Fathan masih diam saja dan mengabaikan semua pertanyaan Azkira. Selekas kemudian, tangan kekar dengan jari-jari yang panjang itu mencengkeram kuat lengan Azkira, hingga dia meringis kesakitan. Tatapannya semakin tajam membidik Azkira seolah menelanjangi.

"S-Sakit, Pak," pekik Azkira sembari berusaha melepaskan cengkeraman Fathan dari lengannya.

"Kamu tahu, dampak dari perbuatan tidak senonoh kamu itu bisa membuat restoran jadi sepi pengunjung dan mengarah pada kemungkinan merugikan lainnya, huh?" lontar Fathan sembari mengeraskan rahang tegasnya.

"Kamu telah berani merusak citra baik restoran saya dengan tingkah murahanmu itu. Kenapa tidak lepas dulu seragam kerjamu saat kamu ingin melayani pria hidung belang yang menyewamu?" tutur Fathan dengan geram.

Sontak saja, pernyataan Fathan itu membuat Azkira mengernyitkan dahinya. "Apa maksudnya, Pak? Saya berani bersumpah, bahwa saya benar-benar tidak pernah melakukan semua itu, Pak. Itu jelas sebuah fitnah," sangkal Azkira.

"Jangan mengelak kamu. Lihat ini ... ada orang yang sampai mengirm pesan pada saya dan menanyakan berapa harga sewamu semalam," ungkap Fathan sambil menunjukkan sebuah pesan singkat yang tertera di layar ponselnya.

Azkira terhenyak saat membaca pesan yang bernada merendahkan dirinya itu. Dalam pesan tersebut juga tampak potret dirinya dan pemberitaan miring sama persis seperti yang Dion tunjukkan tadi.

"Siapa yang tega memfitnahku?" batin Azkira.

"Kamu paham sekarang? Gara-gara kamu saya dituduh mempekerjakan wanita murahan!" bentak Fathan.

Azkira memejamkan matanya sambil menghela napas kasar. Ada rasa nyeri yang menyeruak di dalam dada Azkira, kala dia mendengar kata-kata Fathan. Sungguh, dia merasa heran dan tidak habis pikir. Mengapa sampai ada orang yang tega melakukan hal itu padanya? Menyebar fitnah sampai mengundang kemarahan dari seorang Pemilik restoran tempatnya bekerja.

"Maafkan saya, Pak. Tapi sungguh, saya tidak melakukan semua yang dituduhkan dalam berita itu," imbuh Azkira dengan sebenarnya.

"Saya tidak perduli dengan pembelaan diri kamu. Yang jelas, kamu harus menerima konsekuensinya karena sudah membuat saya malu dan mencoreng nama baik restoran dengan kelakuan kamu!" tukas Fathan sambil melajukan kembali mobilnya.

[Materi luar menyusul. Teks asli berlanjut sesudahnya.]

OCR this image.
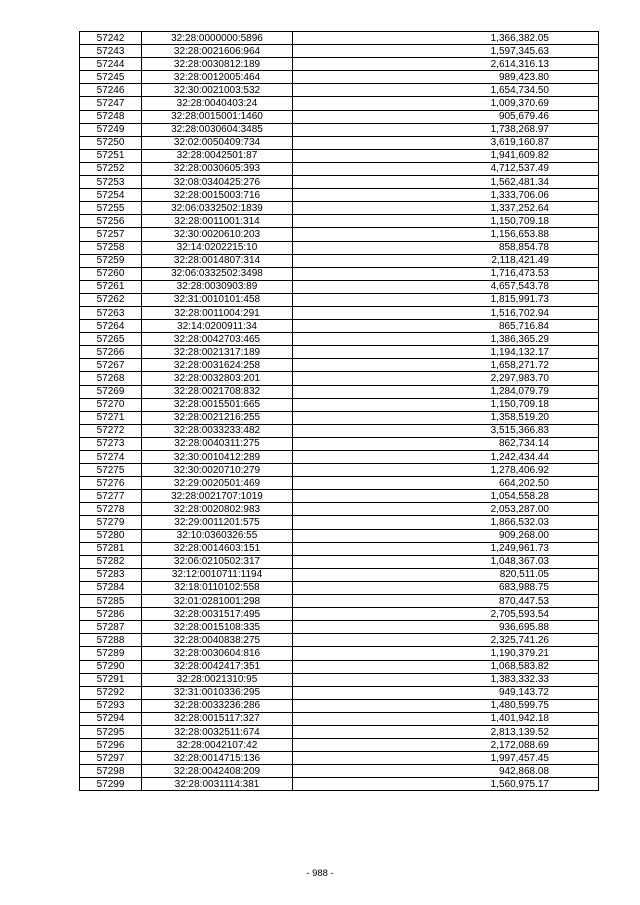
57242	32:28:0000000:5896	1,366,382.05
57243	32:28:0021606:964	1,597,345.63
57244	32:28:0030812:189	2,614,316.13
57245	32:28:0012005:464	989,423.80
57246	32:30:0021003:532	1,654,734.50
57247	32:28:0040403:24	1,009,370.69
57248	32:28:0015001:1460	905,679.46
57249	32:28:0030604:3485	1,738,268.97
57250	32:02:0050409:734	3,619,160.87
57251	32:28:0042501:87	1,941,609.82
57252	32:28:0030605:393	4,712,537.49
57253	32:08:0340425:276	1,562,481.34
57254	32:28:0015003:716	1,333,706.06
57255	32:06:0332502:1839	1,337,252.64
57256	32:28:0011001:314	1,150,709.18
57257	32:30:0020610:203	1,156,653.88
57258	32:14:0202215:10	858,854.78
57259	32:28:0014807:314	2,118,421.49
57260	32:06:0332502:3498	1,716,473.53
57261	32:28:0030903:89	4,657,543.78
57262	32:31:0010101:458	1,815,991.73
57263	32:28:0011004:291	1,516,702.94
57264	32:14:0200911:34	865,716.84
57265	32:28:0042703:465	1,386,365.29
57266	32:28:0021317:189	1,194,132.17
57267	32:28:0031624:258	1,658,271.72
57268	32:28:0032803:201	2,297,983.70
57269	32:28:0021708:832	1,284,079.79
57270	32:28:0015501:665	1,150,709.18
57271	32:28:0021216:255	1,358,519.20
57272	32:28:0033233:482	3,515,366.83
57273	32:28:0040311:275	862,734.14
57274	32:30:0010412:289	1,242,434.44
57275	32:30:0020710:279	1,278,406.92
57276	32:29:0020501:469	664,202.50
57277	32:28:0021707:1019	1,054,558.28
57278	32:28:0020802:983	2,053,287.00
57279	32:29:0011201:575	1,866,532.03
57280	32:10:0360326:55	909,268.00
57281	32:28:0014603:151	1,249,961.73
57282	32:06:0210502:317	1,048,367.03
57283	32:12:0010711:1194	820,511.05
57284	32:18:0110102:558	683,988.75
57285	32:01:0281001:298	870,447.53
57286	32:28:0031517:495	2,705,593.54
57287	32:28:0015108:335	936,695.88
57288	32:28:0040838:275	2,325,741.26
57289	32:28:0030604:816	1,190,379.21
57290	32:28:0042417:351	1,068,583.82
57291	32:28:0021310:95	1,383,332.33
57292	32:31:0010336:295	949,143.72
57293	32:28:0033236:286	1,480,599.75
57294	32:28:0015117:327	1,401,942.18
57295	32:28:0032511:674	2,813,139.52
57296	32:28:0042107:42	2,172,088.69
57297	32:28:0014715:136	1,997,457.45
57298	32:28:0042408:209	942,868.08
57299	32:28:0031114:381	1,560,975.17
- 988 -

Azkira terisak dihujani air mata yang kian deras membasahi pipi mulusnya. Sedangkan Fathan, hanya fokus menyetir sambil sesekali melirik Azkira dengan tatapan dingin yang terasa bagai tusukan sebilah belati. Lantas, Gadis berkaki jenjang itu kembali dibuat terkejut saat mendapati Fathan, yang membawanya ke sebuah penginapan.

Dengan kasar Pria itu menyeret Azkira masuk ke dalam sebuah kamar dari penginapan itu. Kemudian, tanpa basa basi lagi Fathan langsung menindih tubuh Azkira sambil menanggalkan pakaian yang melekat di tubuhnya. Gadis itu berteriak meronta berusaha untuk melepaskan diri dari Fathan. Namun, tenaganya yang tak seberapa itu kalah kuat oleh tenanga Fathan yang jauh lebih besar.

"Ayo, tunjukan kelihaianmu, Gadis murahan!" hardik Fathan tanpa mengindahkan perasaan Azkira yang sangat terluka oleh sikapnya.

Bersambung ....

Hallo, aku kembali lagi menyapa kalian dengan sebuah karya. Jangan lupa berikan dukunganya, ya. ❤🖤

BAB 2 Terjaga Sepanjang Malam

"Jangan, Pak! Saya mohon ... jangan lakukan ini," raung Azkira sambil terus memberikan perlawanan.

Melihat Azkira yang terus menangis dan juga tak berhenti memohon, Fathan menghentikan aksi bejadnya itu. Dia membuat jarak dengan Azkira, lalu memberikan kembali pakaian Azkira yang terlanjur dia tanggalkan dengan paksa. Entah karena iba atau ada maksud lain, tapi waktu itu Fathan benar-benar berhenti menyentuh Azkira.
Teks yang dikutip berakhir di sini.